Paylaş
Peygamber efendimizin ölülerle konuşması Arapça Hadis
Question
Hz.Peygamber (s.a.s), Bedirden ayrılacağı gece, müşrik ölülerinin atıldığı kuyuya doğru yürüdü. Sahabiler de peşinden yürüdüler. Sonunda kuyunun kenarına gelerek durdu: “Ey kuyuya atılanlar!” diye seslendi. Sonra onların isimlerini babalarının isimleriyle birlikte birer birer saydıktan sonra:
“Sizler peygamberinize karşı ne kötü bir topluluktunuz! Sizler beni yalanladınız, başkaları ise beni tasdik edip doğruladılar. Siz beni yurdumdan çıkardınız, başkaları ise bana kucak açtılar. Siz benimle çarpıştınız, başkaları ise bana yardım ettiler. Şimdi Rabbinizin vaad etmiş olduğu azabı gerçekleşmiş buldunuz mu? Ben Rabbimin bana vaad etmiş olduğu zaferi gerçekleşmiş buldum” buyurdu.
Müslümanlar bu konuşmaya şaşırdılar. Hz.Ömer (r.a), “Ya Resulallah! Şu cansız cesetlere ne diye konuşursun?” deyince Hz. Peygamber, “Varlığım kudret elinde olan Allah’a yemin ederim ki, söylediklerimi siz onlardan daha iyi işitiyor değilsiniz. Ama onlar bana cevap vermeye güç yetiremiyorlar!” buyurdu.

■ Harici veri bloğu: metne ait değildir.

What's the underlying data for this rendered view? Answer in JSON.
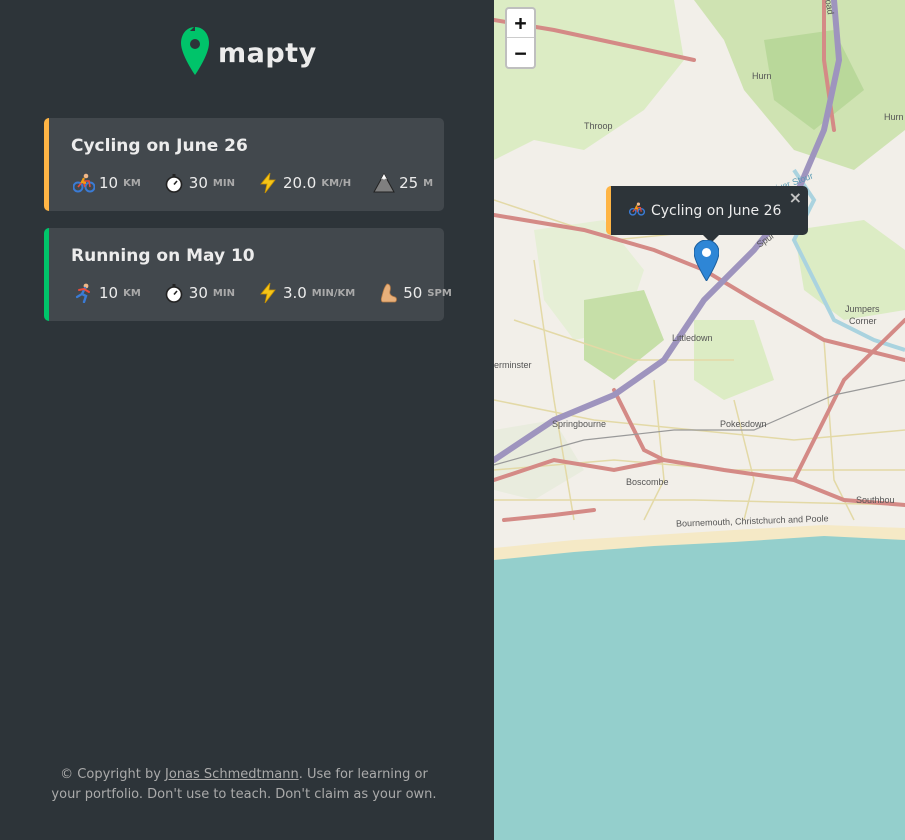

عَنْ قَتَادَةَ، قَالَ: ذَكَرَ لَنَا أَنَسُ بْنُ مَالِكٍ، عَنْ أَبِي طَلْحَةَ:
“أَنَّ نَبِيَّ اللَّهِ صَلَّى اللهُ عَلَيْهِ وَسَلَّمَ أَمَرَ يَوْمَ بَدْرٍ بِأَرْبَعَةٍ وَعِشْرِينَ رَجُلًا مِنْ صَنَادِيدِ قُرَيْشٍ، فَقُذِفُوا فِي طَوِيٍّ مِنْ أَطْوَاءِ بَدْرٍ خَبِيثٍ مُخْبِثٍ، وَكَانَ إِذَا ظَهَرَ عَلَى قَوْمٍ أَقَامَ بِالعَرْصَةِ ثَلاَثَ لَيَالٍ، فَلَمَّا كَانَ بِبَدْرٍ اليَوْمَ الثَّالِثَ أَمَرَ بِرَاحِلَتِهِ فَشُدَّ عَلَيْهَا رَحْلُهَا، ثُمَّ مَشَى وَاتَّبَعَهُ أَصْحَابُهُ، وَقَالُوا: مَا نُرَى يَنْطَلِقُ إِلَّا لِبَعْضِ حَاجَتِهِ، حَتَّى قَامَ عَلَى شَفَةِ الرَّكِيِّ، فَجَعَلَ يُنَادِيهِمْ بِأَسْمَائِهِمْ وَأَسْمَاءِ آبَائِهِمْ: (يَا فُلاَنُ بْنَ فُلاَنٍ، وَيَا فُلاَنُ بْنَ فُلاَنٍ، أَيَسُرُّكُمْ أَنَّكُمْ أَطَعْتُمُ اللَّهَ وَرَسُولَهُ؟ فَإِنَّا قَدْ وَجَدْنَا مَا وَعَدَنَا رَبُّنَا حَقًّا، فَهَلْ وَجَدْتُمْ مَا وَعَدَ رَبُّكُمْ حَقًّا؟…) رواه البخاري (3976)، ومسلم (2875).
–
İslam tarihinde önemli bir olay olan Bedir Muharebesi’nden sonra gerçekleşmiş bir olayı anlatmaktadır. Bedir Muharebesi, İslam’ın erken dönemlerinde, Mekke müşrikleri ile Medine Müslümanları arasında yaşanan bir savaştır.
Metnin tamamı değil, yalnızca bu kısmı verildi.